You may wonder what assets you have to divide with your spouse or partner upon separation or divorce.
Any asset whether real estate, a business, a pension, furnishings, tools, investments or cash is or may be family property.
Debt of any kind owed by either spouse is or may be a family debt to be shared.
Assets owned by you at the time cohabitation began or assets acquired during the cohabitation, such as by inheritance for example, is potentially “excluded property”. The increase in value of all property including excluded property is shared equally upon breakdown of the relationship.
To be considered, potentially excluded property must be traceable into present assets.
Experts such as appraisers, business valuers, actuaries and accountants may be required to value property such as the family home, recreational property, the business, and pensions to determine the value of excluded property when the spouses began cohabitation and the present value. Each spouse has a right to 50% of the increase in value during cohabitation.
Often pensions are overlooked and that they may be worth as much as the equity in the family home and certainly more than most people think.
This is the most complicated issue facing family lawyers these days. Cohen Buchan Edwards can assist you to determine what is family property, what is excluded property and how you may share that property.
The division of family property in British Columbia changed in 2013 with the enactment of the Family Law Act.
The scheme of our new act is that all property that an individual brings into a marriage (which includes a common-law marriage of at least two years) is “excluded property”. The increase in value of all assets during cohabitation including excluded assets is shared equally unless a court orders an unequal division of family assets under section 95 of the Family Law Act. An unequal division is extremely rare and is only done where a court decides that it would be “significantly unfair” to divide assets equally.

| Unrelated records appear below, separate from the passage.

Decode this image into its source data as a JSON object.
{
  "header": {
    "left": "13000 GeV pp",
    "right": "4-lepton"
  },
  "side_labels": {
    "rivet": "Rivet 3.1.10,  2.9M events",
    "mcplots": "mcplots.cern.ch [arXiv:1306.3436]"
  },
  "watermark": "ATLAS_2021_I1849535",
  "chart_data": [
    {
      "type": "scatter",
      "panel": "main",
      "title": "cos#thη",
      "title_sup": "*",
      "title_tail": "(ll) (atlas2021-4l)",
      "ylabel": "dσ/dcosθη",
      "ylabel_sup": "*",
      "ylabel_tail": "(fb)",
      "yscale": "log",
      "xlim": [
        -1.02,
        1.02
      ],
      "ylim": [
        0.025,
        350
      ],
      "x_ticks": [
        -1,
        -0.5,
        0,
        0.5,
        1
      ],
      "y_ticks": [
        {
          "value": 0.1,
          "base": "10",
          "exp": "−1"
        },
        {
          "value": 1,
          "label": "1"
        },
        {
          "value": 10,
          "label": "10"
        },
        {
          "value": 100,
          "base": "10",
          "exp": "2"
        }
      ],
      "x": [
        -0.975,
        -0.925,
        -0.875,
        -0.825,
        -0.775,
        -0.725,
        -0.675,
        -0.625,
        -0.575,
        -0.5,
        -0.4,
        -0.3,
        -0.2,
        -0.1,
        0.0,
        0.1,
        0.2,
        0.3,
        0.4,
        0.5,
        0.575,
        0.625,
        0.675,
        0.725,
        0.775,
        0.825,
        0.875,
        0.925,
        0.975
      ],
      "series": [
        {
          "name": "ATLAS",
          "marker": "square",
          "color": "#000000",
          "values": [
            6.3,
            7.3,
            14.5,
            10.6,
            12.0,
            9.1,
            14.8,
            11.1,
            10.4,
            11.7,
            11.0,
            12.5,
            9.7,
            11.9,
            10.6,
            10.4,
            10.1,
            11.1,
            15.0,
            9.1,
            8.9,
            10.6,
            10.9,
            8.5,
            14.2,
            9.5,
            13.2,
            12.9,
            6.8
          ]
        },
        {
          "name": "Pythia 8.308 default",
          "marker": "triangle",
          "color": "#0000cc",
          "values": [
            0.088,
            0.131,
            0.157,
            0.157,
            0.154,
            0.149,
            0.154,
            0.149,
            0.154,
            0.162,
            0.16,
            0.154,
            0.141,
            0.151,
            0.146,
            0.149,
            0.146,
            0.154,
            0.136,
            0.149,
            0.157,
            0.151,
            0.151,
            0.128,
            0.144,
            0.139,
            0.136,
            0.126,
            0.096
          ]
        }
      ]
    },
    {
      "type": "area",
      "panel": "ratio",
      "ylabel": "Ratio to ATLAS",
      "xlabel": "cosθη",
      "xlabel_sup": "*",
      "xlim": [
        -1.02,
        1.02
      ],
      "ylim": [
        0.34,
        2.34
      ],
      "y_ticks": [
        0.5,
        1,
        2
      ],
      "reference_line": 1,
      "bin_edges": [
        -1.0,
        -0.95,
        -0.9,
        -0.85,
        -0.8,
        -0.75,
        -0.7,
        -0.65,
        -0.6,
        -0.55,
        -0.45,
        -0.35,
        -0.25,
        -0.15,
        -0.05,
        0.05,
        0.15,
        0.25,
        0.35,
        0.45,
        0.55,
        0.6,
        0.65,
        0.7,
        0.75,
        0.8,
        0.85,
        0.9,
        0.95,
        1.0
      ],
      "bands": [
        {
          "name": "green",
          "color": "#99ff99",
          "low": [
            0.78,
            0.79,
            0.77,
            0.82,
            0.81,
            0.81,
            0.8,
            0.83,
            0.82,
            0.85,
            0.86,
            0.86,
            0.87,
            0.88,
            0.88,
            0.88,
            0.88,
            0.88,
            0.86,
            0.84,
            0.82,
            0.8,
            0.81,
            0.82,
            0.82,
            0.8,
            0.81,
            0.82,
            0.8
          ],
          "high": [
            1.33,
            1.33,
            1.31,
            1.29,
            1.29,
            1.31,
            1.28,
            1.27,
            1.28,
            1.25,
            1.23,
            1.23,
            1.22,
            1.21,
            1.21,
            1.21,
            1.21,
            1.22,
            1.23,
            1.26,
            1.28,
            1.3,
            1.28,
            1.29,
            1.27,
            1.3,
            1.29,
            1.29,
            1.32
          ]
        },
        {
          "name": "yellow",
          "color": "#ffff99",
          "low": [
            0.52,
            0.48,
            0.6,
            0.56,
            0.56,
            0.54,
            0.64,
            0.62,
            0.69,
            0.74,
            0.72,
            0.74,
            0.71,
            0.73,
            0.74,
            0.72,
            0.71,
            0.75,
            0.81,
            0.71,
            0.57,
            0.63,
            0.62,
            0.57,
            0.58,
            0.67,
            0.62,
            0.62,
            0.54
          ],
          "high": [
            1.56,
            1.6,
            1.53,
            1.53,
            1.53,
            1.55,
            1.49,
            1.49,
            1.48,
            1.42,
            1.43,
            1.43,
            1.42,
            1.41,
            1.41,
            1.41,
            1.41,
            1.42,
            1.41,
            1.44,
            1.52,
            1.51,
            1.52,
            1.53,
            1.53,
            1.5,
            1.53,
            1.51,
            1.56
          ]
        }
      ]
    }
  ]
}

The value of the excluded property when it was brought into the relationship would normally be paid back to the individual who brought it into the relationship “off the top” at its original value upon breakdown of the relationship. In theory, if you sold a home for $100,000 10 or 15 or 40 years ago and invested that as a down payment in a new family home then you would receive $100,000 upon division of assets today.
Excluded property would include assets that either spouse had when they began cohabitation or assets that they brought in during the relationship by way of inheritance or windfall. It may include a home, an investment, an RRSP or contribution to a pension.
The scheme is not as easy as it might sound. You have to prove that you brought in the asset and trace it to an existing asset. Proving that an asset existed 15 or 20 or 40 years ago can be very difficult as documents may no longer exist. For example, obtaining bank documents or RRSP statements may be impossible unless someone has retained the paperwork. Valuing the asset 15 or 20 or 40 years ago can be just as difficult. For example, you may be required to obtain a historical appraisal of real estate. Tracing the asset means that you have to show that it was used to acquire an asset such as a home or an investment, or paid down a debt on an asset such as the mortgage on a home. You have to show that that asset still exists in some form today.
If the excluded asset was used to pay down credit cards or go on a holiday it is lost. You cannot seek compensation for your contribution unless it still exists.
Determining potentially excluded assets is one of our biggest headaches in family law today. The law is changing almost daily as a result of how judges are interpreting the Family Law Act. If an excluded asset was put in the name of the contributors spouse alone, the exclusion may be lost. If an excluded asset is put into joint names it may or may not be lost depending on how the courts rule in the future.
It is safest to retain assets that you bring into a relationship in your name alone in order to ensure that the exclusion is not lost. This is difficult to do in any relationship and may be totally impractical. To clarify what you as spouses want you should have this discussion now and create a marriage agreement or a cohabitation agreement while you are still on good terms. This is good practice and good planning just as doing your will and saving for your retirement is.